What’s extraordinary is that Manglano-Ovalle has a reputation for engaging culture on a social-activist level, while working with, if not directly challenging, issues and materials of science and technology (until recently a combination not seen much). In one project (called “Street-Level Video”), he taught 50 mostly Latino teenagers from the barrio in Chicago’s West Town how to use video equipment. They “shot” their lives with the camera (a process called “identity mapping”) and then for one amazing, celebratory night lit up a block of the barrio with 75 monitors — placed on milk cartons in empty lots and on apartment stoops — that imaged, as well as transmitted on closed circuits, their lives to themselves and the community. For one night, the West Town community was hardwired by television cable and could look at and celebrate who they are with a new level of consciousness.

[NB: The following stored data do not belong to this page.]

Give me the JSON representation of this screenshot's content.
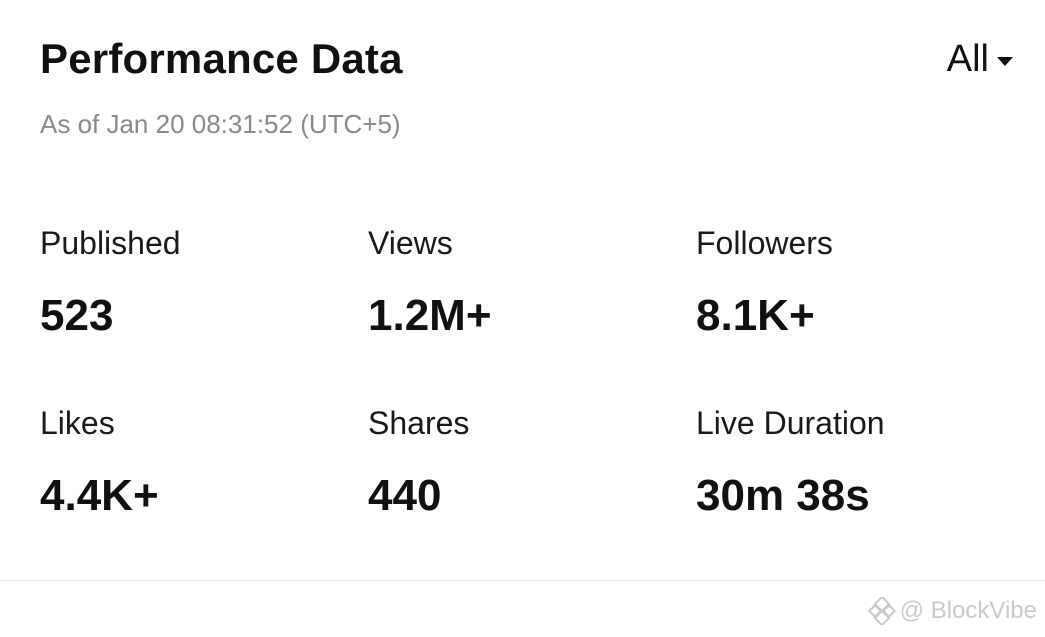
{
  "header": {
    "title": "Performance Data",
    "filter_label": "All",
    "timestamp": "As of Jan 20 08:31:52 (UTC+5)"
  },
  "stats": [
    {
      "label": "Published",
      "value": "523"
    },
    {
      "label": "Views",
      "value": "1.2M+"
    },
    {
      "label": "Followers",
      "value": "8.1K+"
    },
    {
      "label": "Likes",
      "value": "4.4K+"
    },
    {
      "label": "Shares",
      "value": "440"
    },
    {
      "label": "Live Duration",
      "value": "30m 38s"
    }
  ],
  "watermark": {
    "text": "@ BlockVibe",
    "icon": "diamond-logo-icon"
  },
  "colors": {
    "text_primary": "#111111",
    "text_secondary": "#8a8a8a",
    "divider": "#e3e3e3",
    "watermark": "#c9c9c9"
  }
}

The simple scenario of “Le Baiser/The Kiss,” on the other hand, uses famed High Modernist architect Mies van der Rohe’s Farnsworth House, a model of the use of technology in architectural design, as a site for an encounter between worker (the window washer played by the artist himself) and owner (DJ girl). The video is projected on a transparent screen suspended from the ceiling with an aluminum framework that looks like an extension of the house itself. The audience is able to walk in and around the projection space and experience the bizarre, though routine, abyss between the figures. The transparency of the house literally illuminates the social divide that modernist culture in all of its high-tech efficiency fails to recognize — inside/outside, male/female, worker/boss, nature/manmade, silence/language — and even makes worse.

If “Le Baiser/The Kiss” explores modernist culture on the level of social identity, the other two parts of the trilogy make an exponential leap into global and even universal culture. “Climate” is a piercingly beautiful video shot on location in Mies’ Lake Shore apartments in Chicago high above Lake Michigan.

And “Alltagszeit (In Ordinary Time),” situated in the great entrance hall of Mies’ Berlin art museum (Neue Nationalgalerie), pushes even further into the subject of human alienation.